Rep. Markey's panel is scheduled to begin voting today on amendments to legislation approved earlier in the year by the House Banking Committee. Once completed, the subcommittee version is expected to repeal Glass-Steagall, but with stringent safeguards to ensure that the risks of the securities activities do not translate into losses for insured commercial banks.

Critics fret that those safeguards will be so strict as to eliminate any incentive for banking firms to forge alliances with securities firms.

Paul A. Volcker, former chairman of the Federal Reserve Board, expressed just those concerns in his testimony before the panel Friday. But he conceded the difficulty of determining how far to go in crafting firewalls, which essentially are prohibitions on certain transactions between a bank and a securities affiliate.

He said the dilemma facing lawmakers is that impermeable barriers reduce the attractiveness of investment and commercial banking combinations, while "permeable" firewalls provide room for financial mischief.

When pressed, Mr. Volcker said reasonable firewalls include prohibitions or restrictions on bank loans to securities affiliates or their customers, but added that a more difficult question is whether banks and their securities affiliates should be allowed to share a common name or operate out of the same building.

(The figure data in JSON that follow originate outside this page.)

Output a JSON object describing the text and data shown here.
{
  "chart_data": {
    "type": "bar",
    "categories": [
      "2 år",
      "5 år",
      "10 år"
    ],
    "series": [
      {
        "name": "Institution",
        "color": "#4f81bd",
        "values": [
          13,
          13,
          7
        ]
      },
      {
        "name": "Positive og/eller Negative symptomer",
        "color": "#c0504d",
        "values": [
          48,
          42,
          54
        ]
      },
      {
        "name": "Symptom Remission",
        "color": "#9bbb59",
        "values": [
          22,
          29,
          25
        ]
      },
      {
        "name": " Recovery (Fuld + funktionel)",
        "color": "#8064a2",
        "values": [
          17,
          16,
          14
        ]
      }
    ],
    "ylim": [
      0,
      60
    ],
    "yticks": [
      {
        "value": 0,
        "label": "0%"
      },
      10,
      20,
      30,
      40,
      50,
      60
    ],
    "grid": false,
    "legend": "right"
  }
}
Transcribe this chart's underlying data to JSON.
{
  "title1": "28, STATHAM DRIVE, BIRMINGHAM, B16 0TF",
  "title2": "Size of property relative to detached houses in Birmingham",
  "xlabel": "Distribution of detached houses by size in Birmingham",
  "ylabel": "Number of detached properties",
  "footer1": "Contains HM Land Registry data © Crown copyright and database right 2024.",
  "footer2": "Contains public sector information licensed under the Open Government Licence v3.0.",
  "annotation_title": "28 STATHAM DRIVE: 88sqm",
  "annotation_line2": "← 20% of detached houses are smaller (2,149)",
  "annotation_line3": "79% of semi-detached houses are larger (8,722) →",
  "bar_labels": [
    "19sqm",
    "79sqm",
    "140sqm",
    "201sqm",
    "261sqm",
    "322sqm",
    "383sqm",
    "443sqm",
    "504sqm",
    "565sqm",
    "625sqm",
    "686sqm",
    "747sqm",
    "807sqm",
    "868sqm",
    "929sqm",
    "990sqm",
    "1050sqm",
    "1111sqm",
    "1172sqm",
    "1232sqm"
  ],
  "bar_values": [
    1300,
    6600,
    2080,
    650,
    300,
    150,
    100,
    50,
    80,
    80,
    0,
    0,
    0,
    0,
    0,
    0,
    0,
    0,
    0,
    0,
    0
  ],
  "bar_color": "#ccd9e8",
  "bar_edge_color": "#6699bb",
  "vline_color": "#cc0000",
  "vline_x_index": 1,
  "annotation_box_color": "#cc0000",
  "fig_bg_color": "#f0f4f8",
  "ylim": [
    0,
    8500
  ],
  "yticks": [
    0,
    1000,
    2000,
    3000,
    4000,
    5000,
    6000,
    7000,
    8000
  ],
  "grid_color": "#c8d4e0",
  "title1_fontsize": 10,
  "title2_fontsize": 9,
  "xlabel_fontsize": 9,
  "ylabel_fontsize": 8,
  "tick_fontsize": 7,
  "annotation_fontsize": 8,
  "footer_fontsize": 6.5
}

While Mr. Volcker expressed discomfort with spelling out what a firewall should be, U.S. District Court Judge Stanley Sporkin questioned their ultimate effectiveness.

"I think you can have firewalls," said Judge Sporkin, a former director of the Securities and Exchange Commission's enforcement division. "But you have to be prepared for having all these people come in and finding ways around them. Once you start defining things, you provide people with a Northwest Passage around the law."

Rep. John D. Dingell, the Michigan Democrat who serves as chairman of the Energy and Commerce Committee, said firewalls are important because they provide the basis for legal action against rule breakers.

Though Judge Sporkin declined to take a firm position on current legislative proposals because of the possibility that related issues might reach his courtroom, he appeared to question the wisdom of dismantling Glass-Steagall.

"You can always go back and be a Monday morning quarterback," he said. "But I would kind of think that Congress could not have been all that wrong" when it separated investment and commercial banking activities. "It's easy to say that because the legislation has worked so well for 50 years that we don't need it anymore."

Though Mr. Volcker expressed his continued support for Glass-Steagall repeal, he also reiterated his opposition to allowing commercial firms to own banks. He said such a move -- contained in the House Banking Committee bill but expected to be stripped by Rep. Markey's subcommittee -- would create the potential for costly conflicts of interest.